Seatings are 5:30 to 9 p.m. Cost is $68, $93 with wines. Call 533-4476.
Health centers receive federal grants
Health centers in Kahuku, Oahu, and Kailua-Kona on the Big Island have received federal grants to meet health needs in their communities, the Hawaii Primary Care Association has announced.
Ko'olauloa Community Health and Wellness Center in Kahuku and West Hawaii Community Health Center in Kailua-Kona each will receive continuing awards of $643,500 per year, "thanks to effective advocacy" of U.S. Sen. Daniel Inouye and other Hawaii congressional members, the association said in a news release.
The Ko'olauloa center serves a rural area with few doctors, transportation difficulties and a large low-income population, the association noted.
The population and businesses in Kailua-Kona are booming, but the area has a shortage of doctors and many immigrants, homeless residents and "others not usually served by the mainstream medical system," the association said.
It said the grants will enable the centers to serve those who are uninsured, covered by Medicaid and Medicare, native Hawaiians and residents lacking access to care because of geographic, language or cultural barriers.
Hawaii has 13 community health centers serving more than 80,000 people on five islands with medical, dental and behavioral health services.
"They are also notable for providing outreach, follow-up, health education and counseling, and intensive case management for their patients, many of whom have serious health problems complicated by poverty and other barriers," the news release said.
The Hawaii Primary Care Association was established in 1989 as a nonprofit organization to represent the community health centers and the interests of Hawaii's underserved populations.
Women's group to help diabetes association
The Hawaii Alumnae Chapter of the Alpha Gamma Delta Women's Fraternity will donate all money raised at its 13th Annual Grape Escape Wine Tasting and Fundraiser March 18 to the Hawaii chapter of the American Diabetes Association.

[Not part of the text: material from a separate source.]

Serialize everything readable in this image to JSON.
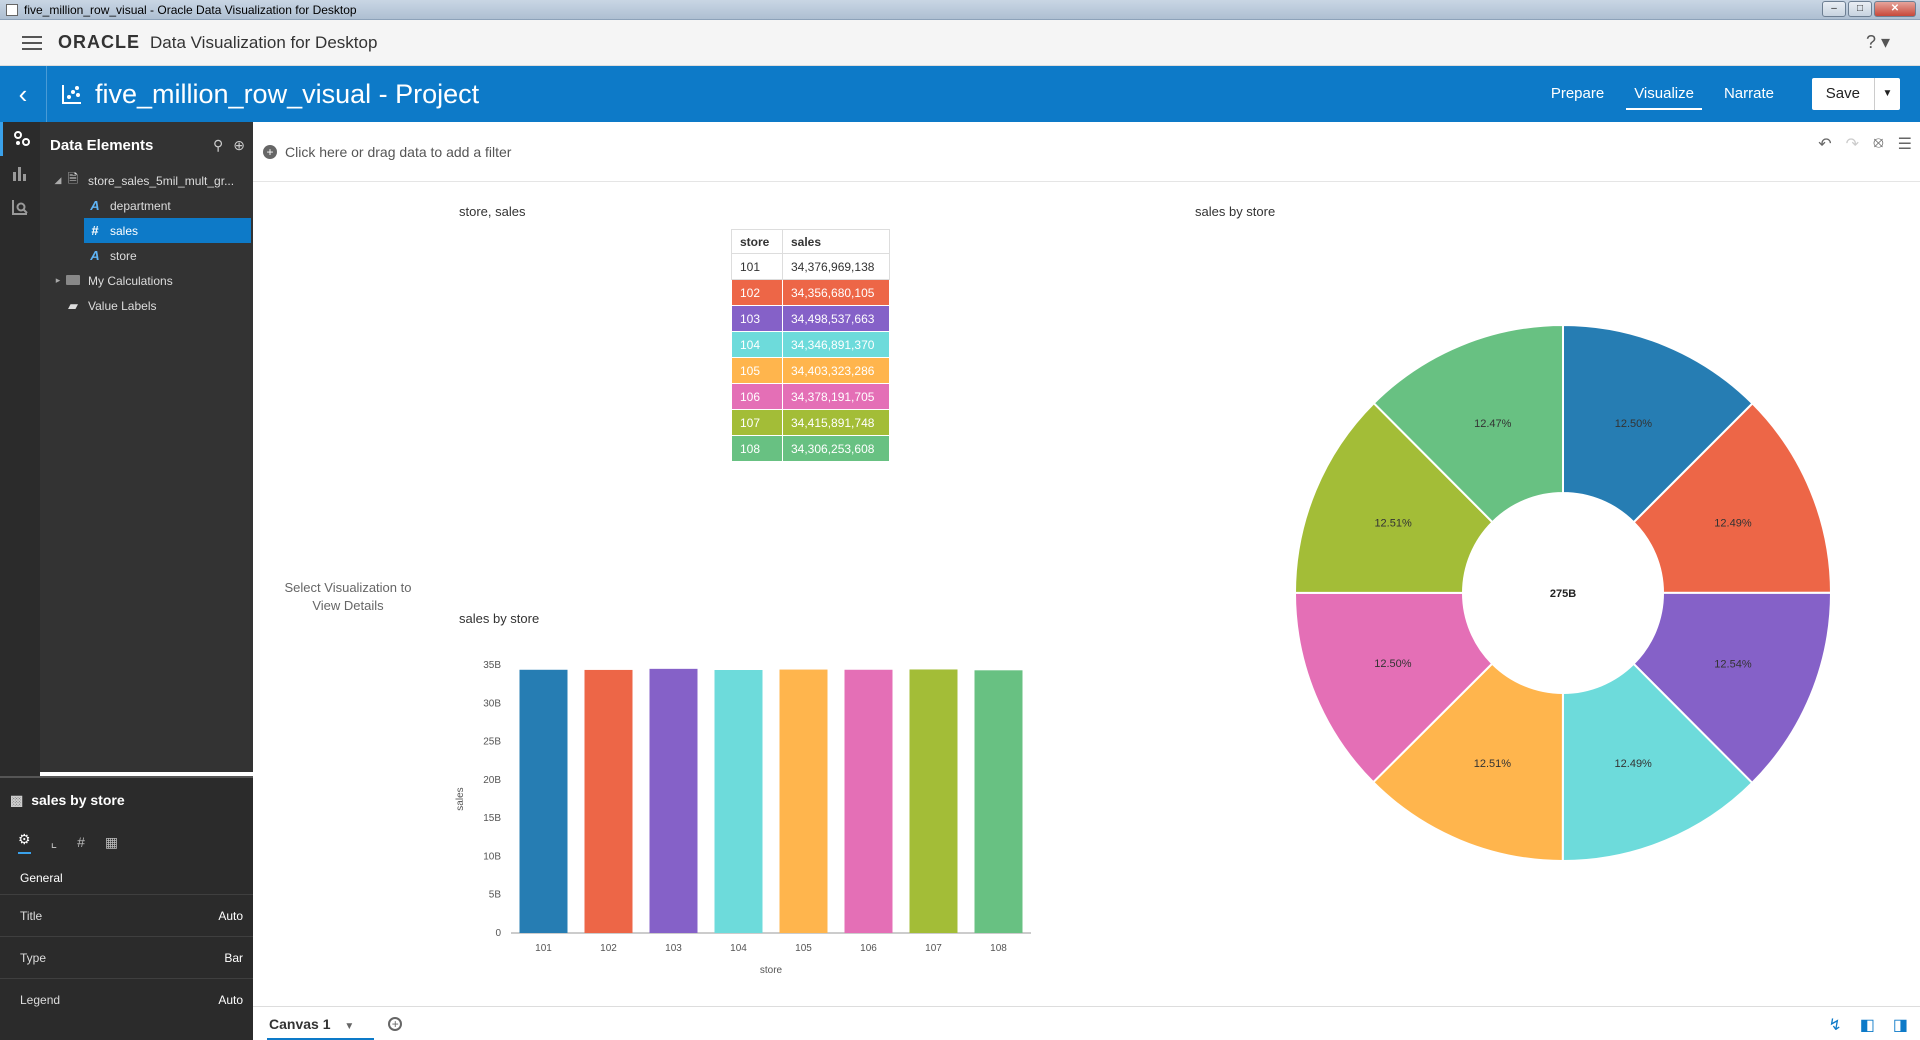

The event, from 2:30 to 5 p.m. at Shanghai Bistro in the discovery Bay Center, will include a silent auction with more than 40 gift baskets and many gift certificates.
The cost is $40, which includes a dim sum buffet, wine courtesy of M&S Brokerage, a souvenir wine glass and goodie bag.
Tickets can be purchased by calling Mackinley Emmons, 282-8653.
The Hawaii Alumnae Chapter of Alpha Gamma Delta has supported diabetes education and awareness for many years. The American Diabetes Association's mission is to prevent and cure the disease and improve the lives of those affected by it. For more information about diabetes, call 947-5979 or, from the neighbor islands, 888-DIABETES.
For details on the Grape Escape event, see www.alphagamhawaii.net/grapescape.
Vegetarian advocate to answer questions
Dr. William Harris, Vegetarian Society of Hawaii founder and director, will present a PowerPoint show answering frequent questions received through his VegSource Web site (www.vegsource.com/harris
) at 7 p.m. Saturday, McCoy Pavilion, Ala Moana Park.
He will explain some flaws in "establishment nutritional theory" and why anyone can follow a vegetarian diet, according to a news release.
Harris was an emergency doctor and director of the Kaiser Permanente Vegetarian Lifestyle Clinic before retiring. He earned his medical degree from the University of California and is the author of "The Scientific Basis of Vegetarianism."